John Handley High School, originally known as The Handley School, can be described in many ways: It is the only privately endowed, public high school” in the United States. It is a center of the community. It is an institute of learning. For many, it’s simply “my school.”
For C. Powell Minnigerode, director of the Corcoran Gallery of Art during World War II, Handley was best described as “a large and imposing structure on the outskirts of town, completely removed from other structures.” What drew Minnigerode’s attention was not the Esplanade, the columns, the cupola, or any of the other iconic architectural beauties that set John Handley High School apart from so many public schools. Instead, it was a room in the basement with “walls and roof [of] solid concrete” that “might be considered as strong as a vault.” 1
Though his description might seem unusual, Minnigerode was on a mission. As the country prepared for war in the days immediately following the bombing of Pearl Harbor, Minnigerode was setting into action certain protective measures that the Corcoran Gallery had established to preserve “objects …of irreplaceable character” on display in the Gallery should it become necessary to evacuate them. 2
Having visited Middleburg, Virginia, Frederick, Maryland, and several other sites in Winchester, it was seemingly by chance alone that Minnigerode stumbled upon Handley School, as it was then called. Schools superintendent Garland Quarles met Director Minnigerode at Handley, gave him a tour of the grounds, and promised to inquire with the School Board as to the possibility of using the space after making some necessary improvements. 3
After making his presentation, Quarles received authorization from T. Russell Cather, president of the Handley Board of Trustees. 4
By February 1942 evacuation had indeed become necessary. Secrecy was paramount, and so in the cover of darkness on Saturday, February 21, 48 paintings, 3 Gothic Tapestries, and a vase rug were loaded into a van and two delivery wagons and transported to the newly constructed vault at the Handley School, thus beginning one of the most interesting and secretive chapters of the school’s history.5
This chapter, though, remained unknown to most citizens, students, and school officials at the time. Though students and community members undoubtedly knew something was going on in the belly of Handley School, none could imagine that millions of dollars in artwork was being stored beneath their feet. Armed guards, including “Skeeter” Knee who would later become Winchester’s Commissioner of the Revenue, were placed on 24-hour watch to prevent suspicious students from gaining a glimpse at the vault’s precious contents. 6 These guards remained at their post until 1944 when the artwork returned to its home at the Corcoran Gallery. These events remained mostly unknown to the public. For his service to community and country, Dr. Quarles was later awarded a gold watch and letter of appreciation.
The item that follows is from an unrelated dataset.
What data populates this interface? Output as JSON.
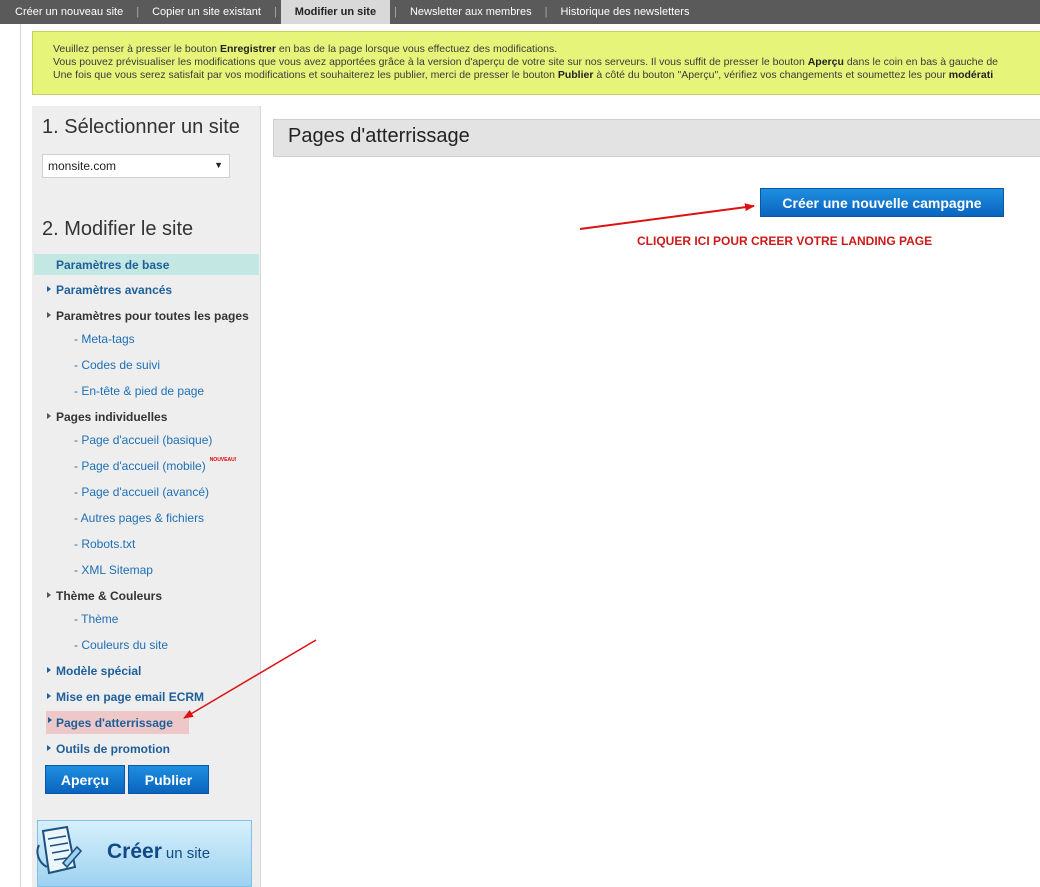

1 Corcoran Papers, John Handley Archives, Meeting Minutes December 15, 1941.
2 CP, John Handley Archives, Minutes of the Special Committee on Protective Measures for the Gallery Building and Contents, Monday, January 5, 1942.
3 CP, John Handley Archives, Minutes, December 15, 1941.
4 CP, John Handley Archives, Memo, December 18, 1941.
5 CP, John Handley Archives, Memo, February 21, 1942.
6 Joyner, V. Douglas. Personal Interview. 5, March 2013.